If anyone passes close it is important to acknowledge them with a greeting. The response to any greeting is “N-aaah” which mostly means “I acknowledge your greeting.” Dodging leaky and, at times, truculent goats, the odd pig, chickens, motorcycles and motorcycle-energized two-wheel carts takes a certain dedication of purpose. I pass three mosques and three churches. The smells of the town waft back and forth: grilling meat, wood smoke, fetid aromas, dust, humanity, and gasoline. Most of the commerce is motorcycle carts selling 50 gallon drums of water as well as the ubiquitous plastic water packets containing about 8 oz. of filtered water. The discarded packets for Bisvel Water are everywhere. I am able to get up to the Via Gambaga within 25 minutes and know to turn west on the road to get to the reservoir. This affair is probably 20 acres and about 6-10 feet deep. You do not drink from it. Potable water is Bisvel Water or wells, some dug by my friend Tommy (see a Day with Tommy in this blog).
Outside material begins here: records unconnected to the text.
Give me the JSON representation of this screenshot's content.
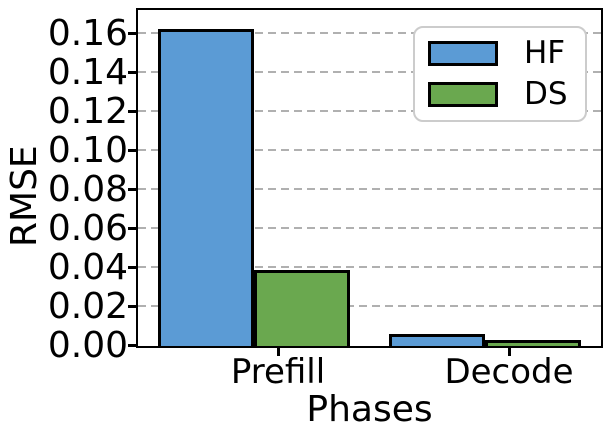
{
  "chart_data": {
    "type": "bar",
    "title": "",
    "xlabel": "Phases",
    "ylabel": "RMSE",
    "categories": [
      "Prefill",
      "Decode"
    ],
    "series": [
      {
        "name": "HF",
        "color": "#5B9BD5",
        "values": [
          0.163,
          0.006
        ]
      },
      {
        "name": "DS",
        "color": "#6AA84F",
        "values": [
          0.039,
          0.003
        ]
      }
    ],
    "bar_edge_color": "#000000",
    "ylim": [
      0,
      0.172
    ],
    "yticks": [
      0.0,
      0.02,
      0.04,
      0.06,
      0.08,
      0.1,
      0.12,
      0.14,
      0.16
    ],
    "ytick_labels": [
      "0.00",
      "0.02",
      "0.04",
      "0.06",
      "0.08",
      "0.10",
      "0.12",
      "0.14",
      "0.16"
    ],
    "grid": "horizontal-dashed",
    "grid_color": "#b0b0b0",
    "legend": {
      "position": "upper-right",
      "entries": [
        "HF",
        "DS"
      ]
    }
  }
}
Once I get within range of the reservoir, I find a way to cross the small outflow downstream from the earthen dam without confronting some pigs, hock deep in the mud and looking proprietary about it. I have no idea where “The Wall” it is except “near the reservoir.” I start to circle the lake, about a three mile circuit. Luckily within about a half mile I find the best preserved specimen (pictured). The highest segments are only about 7 feet high but the plan is massive.
The wall is made of an odd concrete-like adobe made in a huge circle. It was constructed using slave labor to safeguard the slave trade. At the time of its construction, Queen Ann was ruler of America. America was three generations from its conception. Ghana was old even then, old and civilized and it had been for a millennium.

I came back through town on a parallel road, passed the Niyiri’s digs, very impressive in a concrete and steel sort of way and stopped near the (Bus) Station because my purpose-bought phone would not recognize the sim card I bought for it just last week. The Vodaphone shop was nearly empty this late in the day (5:30 PM) and the young proprietor motioned me forward almost immediately. I showed him the “no SIM card” warning and he opened up the back, turned the card over and gave me a long hard look before he closed things up again. All fixed. He refused to take any money. I wish he had  not.